November’s Vision show in Stuttgart felt like a key moment of change for the industry. Four big themes came to fruition at the event, at least two of which felt like science fiction at the last Vision show in 2016. In fact, the show’s strapline, ‘Be Visionary’ has never felt so appropriate. Here, Stephen Hayes, managing director of Beckhoff Automation UK, explores the top trends to emerge from Vision 2018.
With Beckhoff showcasing its TwinCAT Vision product at SPS Drives, now seems like a good time to explain the way the product fits into the themes that dominated the Vision show. In addition to the wider manufacturing landscape, which is still ruled by Industry 4.0.
Vision 2018’s biggest themes were hyperspectral imaging, deep learning, autonomous machine vision (AMV) and embedded vision. The irony is that the objective of all these things, which sound pretty high-tech and high-concept, is to make things easier for the manufacturer applying the technology.
When Steve Jobs was explaining the simplicity of the early Apple operating systems, he said, “Most people haveno concept of how an automatic transmission works, yet they know how to drive a car.” In the same way, the core technology themes of Vision were focussed on ensuring that vision system users don’t need to understand the complexity of the device to reap its benefits.
The goal of hyperspectral imaging is to obtain the radiance, or light intensity, for each pixel in the image of a scene creating a large series of continuous spectral bands, with the purpose of finding objects, identifying materials, or detecting processes. Historically the drawbacks have been a lack computing power and sensor cost, but both issues have become less problematic as technology has advanced.
One of the businesses at Vision, a Finnish firm called Specim, is delivering hyperspectral solutions across the food, waste and recycling industries, improving accuracy and liability in detection of defects and parts. But this is just one of the ways that the vision market is transcending science fiction and moving into science fact.
Deep Learning allows industrial visions systems to be applied using a simple training process, removing the huge amount of effort and expertise that was traditionally associated with the integration process. Instead of months of crafting algorithms deep learning replaces this idea with simple training of the system.
There was barely a stand at Vision 2018 which didn’t proudly proclaim that it had ‘inbuilt deep learning’ or ‘advanced AI’. But for those who have truly seized the baton, this will be a genuine game changer.
Automated machine vision
AMV takes the concept of deep learning several steps forward. Here, the core idea is to deliver a single product, which incorporates camera, lenses, lighting, software and hardware, allowing an internal integrator or quality assurance manager to install the system in less than an hour. Inbuilt deep learning and AI allow the system to adapt to its environment and be moved around a plant to cope with changes in production.

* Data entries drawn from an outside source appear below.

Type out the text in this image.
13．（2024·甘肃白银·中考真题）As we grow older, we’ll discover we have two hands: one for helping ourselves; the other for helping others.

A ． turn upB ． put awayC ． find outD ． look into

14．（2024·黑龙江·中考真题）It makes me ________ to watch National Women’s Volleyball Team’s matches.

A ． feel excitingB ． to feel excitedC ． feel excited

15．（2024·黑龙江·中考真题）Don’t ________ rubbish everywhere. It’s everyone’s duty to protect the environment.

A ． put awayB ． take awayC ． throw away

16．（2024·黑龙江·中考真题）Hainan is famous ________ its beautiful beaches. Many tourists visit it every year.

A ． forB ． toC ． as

Like AMV, embedded vision also seeks to make life easier for the internal and external machine vision communities.
In manufacturing and process control, most embedded vision applications take the form of a fanless PC, fitted with sensor to grab the image, an interface to pass the image data to a processor and software algorithms to analyse the image data as well as the peripheral I/O control electronics to interface to the outside world.
The drawback of embedded vision, as well as smart cameras, has always been its cost and the space it takes up on the shop floor. In contrast, it delivers substantially improved processing performance, compared to a traditional, integrated system.
Building on Beckhoff’s core principle, of building all automation functions into a central platform, TwinCAT Vision incorporates PLC, motion control, robotics, high-end measurement technology, IoT and HMI. This simplifies engineering significantly by allowing camera configuration and programming tasks to be carried out in the familiarPLC environment. In addition, all control functions related to image processing can be synchronised in the runtime system precisely and in real time.
Because the product is device agnostic, it could work with hyperspectral and AMV devices, smart cameras or traditional vision system to deliver the best result for the manufacturer. And, while some of the artificial intelligence and deep learning on show at Vision felt like science fiction made science fact, the reality of thefuture is that machine vision will be about elegant simplicity that benefits every tier of manufacturer. It could well be that the future of vision is nobody knowing how a mechanical transmission works.